You don’t tell a trucker
But truckers aren’t just courageous men. They’re truckers. And if one thing is true of truckers, it’s that they don’t get told.
The Freedom convoy is fundamentally an expression of the famous, fierce independence that comes with being a truck driver. And they have to be, if they want to enjoy and be good at their job. They have to take responsibility for their truck, their loads and their schedule. They are the boss on board.
Their work environment isn’t a buzzing 7th floor suite downtown, where they hang out with colleagues over sushi at lunch. No, they wake up when everybody else is still sleeping, they hook up to trailers loaded with sometimes hazardous materials, spend hours driving alone in rough conditions, block traffic and take over whole intersections in cities’ downtowns, eat and pee at the wheel and sleep for days in their tiny sleeper. It takes a certain type of personality to enjoy the challenges and rewards of that lifestyle. A type of personality that cherishes independence above all. A personality that doesn’t get told.

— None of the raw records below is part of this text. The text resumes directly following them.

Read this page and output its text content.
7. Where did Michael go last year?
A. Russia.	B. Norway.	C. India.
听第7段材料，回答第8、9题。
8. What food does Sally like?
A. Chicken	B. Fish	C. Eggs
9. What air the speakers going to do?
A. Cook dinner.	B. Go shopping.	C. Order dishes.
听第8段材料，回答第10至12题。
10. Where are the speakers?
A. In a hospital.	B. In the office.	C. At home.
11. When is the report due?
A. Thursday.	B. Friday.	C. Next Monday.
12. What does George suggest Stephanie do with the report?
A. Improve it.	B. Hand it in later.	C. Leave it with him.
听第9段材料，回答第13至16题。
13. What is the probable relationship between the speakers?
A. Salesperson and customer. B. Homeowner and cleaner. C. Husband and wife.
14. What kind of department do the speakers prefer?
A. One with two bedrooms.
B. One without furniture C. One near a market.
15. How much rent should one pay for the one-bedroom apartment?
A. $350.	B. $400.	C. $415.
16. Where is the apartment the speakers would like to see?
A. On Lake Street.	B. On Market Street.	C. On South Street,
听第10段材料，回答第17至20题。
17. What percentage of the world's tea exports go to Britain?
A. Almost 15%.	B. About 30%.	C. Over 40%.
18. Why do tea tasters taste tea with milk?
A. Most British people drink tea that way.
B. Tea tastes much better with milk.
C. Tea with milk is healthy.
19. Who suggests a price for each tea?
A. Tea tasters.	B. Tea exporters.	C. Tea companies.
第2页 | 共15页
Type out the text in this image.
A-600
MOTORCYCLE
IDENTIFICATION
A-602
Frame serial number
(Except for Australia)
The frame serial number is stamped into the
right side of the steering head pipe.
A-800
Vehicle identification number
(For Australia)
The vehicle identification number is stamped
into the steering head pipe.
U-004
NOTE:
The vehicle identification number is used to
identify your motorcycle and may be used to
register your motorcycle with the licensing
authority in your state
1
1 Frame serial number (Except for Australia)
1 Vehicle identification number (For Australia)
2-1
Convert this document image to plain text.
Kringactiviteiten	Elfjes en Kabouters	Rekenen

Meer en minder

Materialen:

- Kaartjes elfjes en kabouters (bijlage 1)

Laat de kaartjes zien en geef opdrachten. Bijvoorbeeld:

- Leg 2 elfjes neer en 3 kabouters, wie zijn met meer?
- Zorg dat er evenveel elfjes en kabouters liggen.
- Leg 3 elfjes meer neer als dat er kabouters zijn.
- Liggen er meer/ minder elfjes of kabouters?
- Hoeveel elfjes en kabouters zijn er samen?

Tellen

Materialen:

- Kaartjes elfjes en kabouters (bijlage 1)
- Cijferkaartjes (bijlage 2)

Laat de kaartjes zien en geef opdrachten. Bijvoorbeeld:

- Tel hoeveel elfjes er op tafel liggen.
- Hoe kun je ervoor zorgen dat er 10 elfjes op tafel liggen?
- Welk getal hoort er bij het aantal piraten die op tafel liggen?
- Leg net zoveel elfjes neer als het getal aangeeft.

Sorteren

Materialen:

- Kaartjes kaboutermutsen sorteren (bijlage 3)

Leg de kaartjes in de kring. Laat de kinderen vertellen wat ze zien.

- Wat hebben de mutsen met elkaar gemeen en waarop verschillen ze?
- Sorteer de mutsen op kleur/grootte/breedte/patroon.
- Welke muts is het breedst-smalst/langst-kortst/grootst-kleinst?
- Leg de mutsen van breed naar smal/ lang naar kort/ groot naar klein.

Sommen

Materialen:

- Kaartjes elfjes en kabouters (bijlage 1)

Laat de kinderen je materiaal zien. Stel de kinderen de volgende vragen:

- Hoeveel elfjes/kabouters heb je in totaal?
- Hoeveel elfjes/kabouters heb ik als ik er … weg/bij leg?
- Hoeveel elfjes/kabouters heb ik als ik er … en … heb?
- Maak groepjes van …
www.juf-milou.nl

It therefore comes as no surprise that truckers would be the most reluctant to be imposed unnecessary rules and restrictions. They picked that lifestyle so they wouldn’t have a boss hanging over their shoulder. They’re not going to let that apprentice dictator in Ottawa impose his absurd whims on them.
Whether the truckers succeed in overturning any mandates in Ottawa is irrelevant at this point. What matters is that they stepped up, and that within a few days, they became a symbol of hope for a whole country, garnering tremendous support and worldwide attention. As I write these lines, I am filled with a joy which I haven’t felt in months.
Canadian truckers, thank you. You have already saved us!